There was general surprise when the incoming Secretary of State for War, Britain’s most distinguished living soldier Lord Kitchener, warned his civilian colleagues to plan for a war lasting for at least three years, but historical precedent gave no reason to suppose that it would be over any more quickly. Even if Germany were as successful by land as had been Napoleon, the war was likely to go on as it had in the days of Napoleon; and, like Napoleon, Germany would ultimately be defeated by British ‘command of the sea’. The main concern of the Royal Navy was to ensure that this would be the case.
About the importance of that ‘command’ no one was in any doubt. Orthodox naval opinion, in Germany as well as in Britain, believed that it was won or lost by a clash of great battle fleets, as it had been in the age of Nelson. The victor would then be able to starve his opponent into surrender, or at least so disrupt his trade that his economy would collapse and he would no longer be able to continue the war. In spite of Tirpitz’s building programme, the German High Seas Fleet was still in no position to challenge the British Grand Fleet; but the British were too wary of the lethal power of mines and torpedoes to seek out the German fleet in its North Sea bases or impose a close blockade on the German coast.
Their caution appeared justified when on 22 September 1914 a German submarine sank three British cruisers in the English Channel, with a loss of 1,500 lives. The Grand Fleet therefore remained in harbour at Scapa Flow, in the extreme north of Scotland, watching in case the German fleet attempted a sortie. Its opponents in the German High Seas Fleet did the same, while the Royal Navy swept German shipping from the seas. The few German commerce-raiders at sea when war broke out were quickly hunted down, though not before a squadron under Admiral Graf von Spee destroyed a British detachment at Coronel off the coast of Chile on 1 November 1914—to be destroyed in its turn in the Battle of the Falkland Islands a month later.
German cruisers bombarded English coastal towns during the winter of 1914–15, and there was a clash on the Dogger Bank in January, but otherwise both fleets remained inactive.
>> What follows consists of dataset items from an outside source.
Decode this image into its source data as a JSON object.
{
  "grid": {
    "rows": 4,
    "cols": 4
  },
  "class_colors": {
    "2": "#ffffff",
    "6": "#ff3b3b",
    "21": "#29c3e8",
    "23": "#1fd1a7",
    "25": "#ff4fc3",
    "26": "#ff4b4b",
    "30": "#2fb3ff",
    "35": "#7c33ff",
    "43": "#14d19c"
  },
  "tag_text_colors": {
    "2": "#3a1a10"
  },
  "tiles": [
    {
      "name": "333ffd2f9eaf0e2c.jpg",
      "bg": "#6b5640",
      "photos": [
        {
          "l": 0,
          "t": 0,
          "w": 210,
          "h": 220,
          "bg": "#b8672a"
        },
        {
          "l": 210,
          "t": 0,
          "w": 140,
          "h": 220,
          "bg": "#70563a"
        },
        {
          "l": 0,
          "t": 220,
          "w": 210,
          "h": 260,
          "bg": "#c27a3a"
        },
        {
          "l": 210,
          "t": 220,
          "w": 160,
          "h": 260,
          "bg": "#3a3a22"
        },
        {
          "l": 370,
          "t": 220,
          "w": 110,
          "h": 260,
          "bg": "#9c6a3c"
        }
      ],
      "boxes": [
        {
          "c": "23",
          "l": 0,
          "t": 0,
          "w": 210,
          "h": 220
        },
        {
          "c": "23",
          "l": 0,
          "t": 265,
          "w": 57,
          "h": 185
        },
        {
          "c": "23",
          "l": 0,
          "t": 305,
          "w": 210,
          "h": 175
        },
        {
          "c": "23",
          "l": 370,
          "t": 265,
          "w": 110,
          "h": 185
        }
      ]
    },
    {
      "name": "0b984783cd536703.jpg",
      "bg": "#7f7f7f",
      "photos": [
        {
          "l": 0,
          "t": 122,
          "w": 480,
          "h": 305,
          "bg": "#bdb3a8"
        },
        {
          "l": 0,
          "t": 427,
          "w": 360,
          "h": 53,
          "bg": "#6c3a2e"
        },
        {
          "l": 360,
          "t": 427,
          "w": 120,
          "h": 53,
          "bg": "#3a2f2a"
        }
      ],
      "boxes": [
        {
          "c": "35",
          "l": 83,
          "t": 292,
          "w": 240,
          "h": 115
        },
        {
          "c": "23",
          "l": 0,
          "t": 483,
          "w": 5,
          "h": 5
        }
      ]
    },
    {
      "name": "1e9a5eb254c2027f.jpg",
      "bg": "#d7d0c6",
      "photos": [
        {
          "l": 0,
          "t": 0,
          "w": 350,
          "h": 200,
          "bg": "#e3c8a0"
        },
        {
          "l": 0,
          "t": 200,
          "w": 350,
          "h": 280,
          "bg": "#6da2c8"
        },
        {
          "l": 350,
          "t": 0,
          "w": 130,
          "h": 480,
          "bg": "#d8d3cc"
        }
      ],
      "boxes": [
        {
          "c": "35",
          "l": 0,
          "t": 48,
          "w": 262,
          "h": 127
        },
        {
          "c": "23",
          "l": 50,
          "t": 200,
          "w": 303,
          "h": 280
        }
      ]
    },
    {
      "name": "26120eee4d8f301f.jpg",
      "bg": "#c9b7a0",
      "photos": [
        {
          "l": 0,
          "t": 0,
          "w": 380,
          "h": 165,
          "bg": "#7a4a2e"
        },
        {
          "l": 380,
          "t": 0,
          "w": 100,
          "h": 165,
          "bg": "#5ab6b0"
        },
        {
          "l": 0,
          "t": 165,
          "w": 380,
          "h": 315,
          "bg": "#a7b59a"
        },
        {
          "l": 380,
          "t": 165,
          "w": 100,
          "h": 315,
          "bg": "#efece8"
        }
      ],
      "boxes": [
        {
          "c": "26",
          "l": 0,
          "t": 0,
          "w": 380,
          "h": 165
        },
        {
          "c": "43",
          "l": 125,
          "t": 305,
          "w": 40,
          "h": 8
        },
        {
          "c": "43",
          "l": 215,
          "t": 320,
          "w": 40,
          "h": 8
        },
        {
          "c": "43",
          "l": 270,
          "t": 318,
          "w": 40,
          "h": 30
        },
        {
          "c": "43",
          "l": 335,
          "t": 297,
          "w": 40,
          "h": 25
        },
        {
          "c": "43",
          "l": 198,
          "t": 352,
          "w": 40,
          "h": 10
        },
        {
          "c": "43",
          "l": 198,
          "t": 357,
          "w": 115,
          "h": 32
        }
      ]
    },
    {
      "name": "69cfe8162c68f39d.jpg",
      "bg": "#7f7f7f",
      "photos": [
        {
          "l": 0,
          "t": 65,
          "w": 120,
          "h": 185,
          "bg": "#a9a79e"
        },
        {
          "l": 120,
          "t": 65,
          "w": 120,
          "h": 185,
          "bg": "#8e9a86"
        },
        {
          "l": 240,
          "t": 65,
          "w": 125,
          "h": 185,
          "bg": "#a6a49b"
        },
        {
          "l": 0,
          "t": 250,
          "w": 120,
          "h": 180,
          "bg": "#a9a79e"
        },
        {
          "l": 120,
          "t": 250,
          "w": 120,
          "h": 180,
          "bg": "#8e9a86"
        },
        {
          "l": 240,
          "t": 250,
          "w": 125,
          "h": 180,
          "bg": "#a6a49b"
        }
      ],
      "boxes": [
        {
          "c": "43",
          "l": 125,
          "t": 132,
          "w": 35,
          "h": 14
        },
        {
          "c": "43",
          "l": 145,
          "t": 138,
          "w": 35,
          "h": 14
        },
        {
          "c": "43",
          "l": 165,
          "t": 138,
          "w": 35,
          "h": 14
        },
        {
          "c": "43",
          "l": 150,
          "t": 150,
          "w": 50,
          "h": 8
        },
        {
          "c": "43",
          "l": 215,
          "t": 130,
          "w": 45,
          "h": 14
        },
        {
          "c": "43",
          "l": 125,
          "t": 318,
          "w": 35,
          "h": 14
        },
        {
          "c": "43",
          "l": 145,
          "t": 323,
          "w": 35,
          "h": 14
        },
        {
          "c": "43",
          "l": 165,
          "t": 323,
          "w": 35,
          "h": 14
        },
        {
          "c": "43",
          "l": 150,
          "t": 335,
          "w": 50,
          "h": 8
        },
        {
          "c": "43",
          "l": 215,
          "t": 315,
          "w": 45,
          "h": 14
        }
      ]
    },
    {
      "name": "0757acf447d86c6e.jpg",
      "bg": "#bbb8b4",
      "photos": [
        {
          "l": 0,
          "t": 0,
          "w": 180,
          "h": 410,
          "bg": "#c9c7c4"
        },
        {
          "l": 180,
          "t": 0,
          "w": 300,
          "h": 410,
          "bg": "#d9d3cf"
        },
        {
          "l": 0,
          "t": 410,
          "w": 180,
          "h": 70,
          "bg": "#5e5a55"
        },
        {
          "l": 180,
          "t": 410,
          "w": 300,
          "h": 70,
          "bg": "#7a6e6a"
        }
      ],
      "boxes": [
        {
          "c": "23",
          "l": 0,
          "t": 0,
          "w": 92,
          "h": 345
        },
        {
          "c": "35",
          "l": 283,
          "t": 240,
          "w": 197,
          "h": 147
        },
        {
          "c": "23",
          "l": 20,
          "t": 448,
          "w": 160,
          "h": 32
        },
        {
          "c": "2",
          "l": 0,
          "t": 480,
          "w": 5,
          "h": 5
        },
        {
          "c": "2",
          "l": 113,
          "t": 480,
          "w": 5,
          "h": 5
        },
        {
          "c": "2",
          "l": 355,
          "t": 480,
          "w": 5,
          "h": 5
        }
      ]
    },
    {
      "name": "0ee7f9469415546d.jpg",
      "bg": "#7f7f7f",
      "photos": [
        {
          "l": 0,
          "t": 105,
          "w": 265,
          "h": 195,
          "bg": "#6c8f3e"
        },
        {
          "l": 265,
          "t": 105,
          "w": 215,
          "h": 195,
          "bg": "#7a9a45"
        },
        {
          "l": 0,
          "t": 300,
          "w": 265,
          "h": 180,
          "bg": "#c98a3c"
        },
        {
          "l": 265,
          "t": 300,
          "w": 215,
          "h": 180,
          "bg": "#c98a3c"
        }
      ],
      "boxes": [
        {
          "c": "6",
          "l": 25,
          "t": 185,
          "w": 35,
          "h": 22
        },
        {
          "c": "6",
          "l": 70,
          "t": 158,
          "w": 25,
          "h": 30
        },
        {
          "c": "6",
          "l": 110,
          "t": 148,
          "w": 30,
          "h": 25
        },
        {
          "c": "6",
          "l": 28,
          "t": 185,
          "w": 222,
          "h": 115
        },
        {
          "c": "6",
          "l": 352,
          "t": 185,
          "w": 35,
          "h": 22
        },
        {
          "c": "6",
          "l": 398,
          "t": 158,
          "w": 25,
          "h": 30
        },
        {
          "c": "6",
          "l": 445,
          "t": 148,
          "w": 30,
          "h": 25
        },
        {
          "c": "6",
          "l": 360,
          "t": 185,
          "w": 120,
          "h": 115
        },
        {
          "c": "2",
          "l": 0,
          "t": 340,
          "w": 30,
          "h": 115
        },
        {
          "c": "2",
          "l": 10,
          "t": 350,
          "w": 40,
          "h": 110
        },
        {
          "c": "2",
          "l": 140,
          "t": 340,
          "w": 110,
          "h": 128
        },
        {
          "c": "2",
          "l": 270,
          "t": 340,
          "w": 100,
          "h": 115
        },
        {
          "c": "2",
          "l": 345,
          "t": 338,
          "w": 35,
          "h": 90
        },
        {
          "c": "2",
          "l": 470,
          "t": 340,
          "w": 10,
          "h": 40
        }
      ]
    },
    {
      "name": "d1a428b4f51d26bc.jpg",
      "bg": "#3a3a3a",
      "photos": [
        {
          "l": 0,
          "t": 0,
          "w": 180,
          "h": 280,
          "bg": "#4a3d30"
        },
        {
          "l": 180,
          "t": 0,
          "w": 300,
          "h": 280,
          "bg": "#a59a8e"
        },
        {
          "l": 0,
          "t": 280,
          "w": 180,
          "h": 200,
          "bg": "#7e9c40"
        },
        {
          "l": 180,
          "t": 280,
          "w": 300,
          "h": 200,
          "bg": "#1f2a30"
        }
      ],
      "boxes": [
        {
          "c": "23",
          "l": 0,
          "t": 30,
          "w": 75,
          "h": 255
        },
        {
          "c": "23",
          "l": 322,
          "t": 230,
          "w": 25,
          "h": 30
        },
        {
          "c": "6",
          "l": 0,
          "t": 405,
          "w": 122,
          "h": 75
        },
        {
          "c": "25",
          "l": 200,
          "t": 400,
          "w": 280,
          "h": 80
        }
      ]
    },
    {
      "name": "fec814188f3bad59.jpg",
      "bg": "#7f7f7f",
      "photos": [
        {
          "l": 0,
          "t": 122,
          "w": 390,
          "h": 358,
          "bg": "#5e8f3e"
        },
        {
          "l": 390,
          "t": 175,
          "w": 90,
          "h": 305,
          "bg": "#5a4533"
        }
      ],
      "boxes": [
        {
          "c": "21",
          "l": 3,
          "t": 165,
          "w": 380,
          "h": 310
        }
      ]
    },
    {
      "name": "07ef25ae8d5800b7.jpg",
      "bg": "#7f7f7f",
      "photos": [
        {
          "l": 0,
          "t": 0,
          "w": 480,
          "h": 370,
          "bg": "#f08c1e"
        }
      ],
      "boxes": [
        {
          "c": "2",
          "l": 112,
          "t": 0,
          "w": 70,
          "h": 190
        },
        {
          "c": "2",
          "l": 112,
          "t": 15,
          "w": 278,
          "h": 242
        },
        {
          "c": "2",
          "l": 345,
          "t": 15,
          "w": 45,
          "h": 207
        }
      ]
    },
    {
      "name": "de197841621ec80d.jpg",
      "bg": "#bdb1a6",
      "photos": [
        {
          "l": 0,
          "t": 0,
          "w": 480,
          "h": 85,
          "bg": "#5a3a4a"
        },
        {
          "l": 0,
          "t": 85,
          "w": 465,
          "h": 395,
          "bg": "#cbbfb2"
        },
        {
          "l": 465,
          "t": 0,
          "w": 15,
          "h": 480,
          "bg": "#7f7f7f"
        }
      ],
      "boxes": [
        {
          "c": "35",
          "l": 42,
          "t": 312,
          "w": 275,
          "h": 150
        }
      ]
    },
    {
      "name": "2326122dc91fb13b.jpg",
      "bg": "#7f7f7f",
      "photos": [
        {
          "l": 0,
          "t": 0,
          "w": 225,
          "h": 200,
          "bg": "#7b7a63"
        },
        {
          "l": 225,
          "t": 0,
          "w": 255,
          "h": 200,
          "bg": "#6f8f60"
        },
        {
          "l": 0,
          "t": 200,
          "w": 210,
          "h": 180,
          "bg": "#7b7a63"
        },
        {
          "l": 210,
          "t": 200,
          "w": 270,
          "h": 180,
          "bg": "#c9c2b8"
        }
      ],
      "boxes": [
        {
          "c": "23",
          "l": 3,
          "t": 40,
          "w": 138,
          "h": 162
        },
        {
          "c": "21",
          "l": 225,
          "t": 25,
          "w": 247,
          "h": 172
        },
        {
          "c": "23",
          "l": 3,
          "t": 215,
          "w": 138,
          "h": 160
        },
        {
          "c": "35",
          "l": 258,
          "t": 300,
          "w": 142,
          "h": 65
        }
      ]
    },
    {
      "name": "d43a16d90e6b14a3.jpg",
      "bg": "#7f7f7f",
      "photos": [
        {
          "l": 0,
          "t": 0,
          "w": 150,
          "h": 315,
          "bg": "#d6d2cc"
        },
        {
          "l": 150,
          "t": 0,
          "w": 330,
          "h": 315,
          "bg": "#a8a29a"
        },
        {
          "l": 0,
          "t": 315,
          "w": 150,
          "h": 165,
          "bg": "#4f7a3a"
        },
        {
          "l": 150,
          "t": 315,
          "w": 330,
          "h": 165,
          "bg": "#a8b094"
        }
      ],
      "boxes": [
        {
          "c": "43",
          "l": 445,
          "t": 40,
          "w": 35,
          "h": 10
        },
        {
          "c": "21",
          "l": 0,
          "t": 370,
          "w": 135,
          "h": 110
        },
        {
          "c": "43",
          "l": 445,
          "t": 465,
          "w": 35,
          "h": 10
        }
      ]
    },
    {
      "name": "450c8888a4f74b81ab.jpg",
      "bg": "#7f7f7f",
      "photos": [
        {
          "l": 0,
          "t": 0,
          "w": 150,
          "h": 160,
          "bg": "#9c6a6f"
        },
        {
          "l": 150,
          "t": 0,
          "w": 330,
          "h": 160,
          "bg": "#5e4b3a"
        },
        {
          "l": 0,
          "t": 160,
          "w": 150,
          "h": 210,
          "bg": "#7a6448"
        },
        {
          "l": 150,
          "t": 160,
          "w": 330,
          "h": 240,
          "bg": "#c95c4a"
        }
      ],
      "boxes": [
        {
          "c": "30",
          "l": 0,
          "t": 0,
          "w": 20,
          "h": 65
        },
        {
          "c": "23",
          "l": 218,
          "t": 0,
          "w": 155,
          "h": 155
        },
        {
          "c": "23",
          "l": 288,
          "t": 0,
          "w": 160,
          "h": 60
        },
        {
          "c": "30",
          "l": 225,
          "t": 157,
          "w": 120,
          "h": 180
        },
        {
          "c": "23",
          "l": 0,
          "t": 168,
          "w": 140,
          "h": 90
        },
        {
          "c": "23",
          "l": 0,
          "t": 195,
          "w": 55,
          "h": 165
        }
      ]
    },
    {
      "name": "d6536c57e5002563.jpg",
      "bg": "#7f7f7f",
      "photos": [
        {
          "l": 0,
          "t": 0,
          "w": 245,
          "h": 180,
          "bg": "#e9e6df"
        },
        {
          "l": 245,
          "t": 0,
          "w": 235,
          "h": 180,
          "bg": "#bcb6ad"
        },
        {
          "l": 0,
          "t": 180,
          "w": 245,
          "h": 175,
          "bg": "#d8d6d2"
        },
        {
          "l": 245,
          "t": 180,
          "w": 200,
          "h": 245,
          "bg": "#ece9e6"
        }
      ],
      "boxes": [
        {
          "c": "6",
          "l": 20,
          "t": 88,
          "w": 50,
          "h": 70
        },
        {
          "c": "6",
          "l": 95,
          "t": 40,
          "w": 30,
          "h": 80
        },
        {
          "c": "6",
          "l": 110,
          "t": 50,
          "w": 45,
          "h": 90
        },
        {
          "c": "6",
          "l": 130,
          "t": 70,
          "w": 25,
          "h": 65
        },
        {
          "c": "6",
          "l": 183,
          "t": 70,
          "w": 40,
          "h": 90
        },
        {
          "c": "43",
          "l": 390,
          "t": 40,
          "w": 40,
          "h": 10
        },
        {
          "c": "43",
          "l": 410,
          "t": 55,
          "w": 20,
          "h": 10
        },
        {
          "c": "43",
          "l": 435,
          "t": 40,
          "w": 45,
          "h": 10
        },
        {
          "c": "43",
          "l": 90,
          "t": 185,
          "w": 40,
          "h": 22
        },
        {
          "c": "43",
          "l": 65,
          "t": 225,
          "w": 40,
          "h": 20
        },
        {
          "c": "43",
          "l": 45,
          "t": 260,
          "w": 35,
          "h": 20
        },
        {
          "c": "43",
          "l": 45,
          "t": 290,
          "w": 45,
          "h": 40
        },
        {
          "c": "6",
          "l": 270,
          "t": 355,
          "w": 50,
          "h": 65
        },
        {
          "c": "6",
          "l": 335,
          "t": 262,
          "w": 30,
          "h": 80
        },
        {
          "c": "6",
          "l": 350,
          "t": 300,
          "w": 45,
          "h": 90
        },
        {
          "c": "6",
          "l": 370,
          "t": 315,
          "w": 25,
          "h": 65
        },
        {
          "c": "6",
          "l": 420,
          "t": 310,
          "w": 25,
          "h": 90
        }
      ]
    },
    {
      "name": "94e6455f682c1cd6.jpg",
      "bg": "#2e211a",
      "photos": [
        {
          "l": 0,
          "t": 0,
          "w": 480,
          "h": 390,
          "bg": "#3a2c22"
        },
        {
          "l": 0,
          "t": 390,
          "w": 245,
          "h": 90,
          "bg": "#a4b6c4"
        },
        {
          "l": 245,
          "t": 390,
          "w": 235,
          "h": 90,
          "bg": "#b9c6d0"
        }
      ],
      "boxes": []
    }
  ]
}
After two years a new German commander, Admiral Scheer, lost patience. On 31 May 1916 he led the High Seas Fleet out into the North Sea to challenge the Grand Fleet to battle. The British took up the challenge, and the two fleets clashed off the Danish coast in what for the British became known as the Battle of Jutland, for the Germans as that of the Skaggerak.
The unprecedented nature of the encounter and the failure of signal communications made the battle itself inconclusive. The Germans sank fourteen British ships totalling 110,000 tons as against their own loss of eleven ships totalling 62,000 tons, and so were able plausibly to claim a tactical victory. But the strategic situation remained unchanged. British ships continued to dominate the world’s oceans, and the German High Seas Fleet to rot in harbour until the end of the war.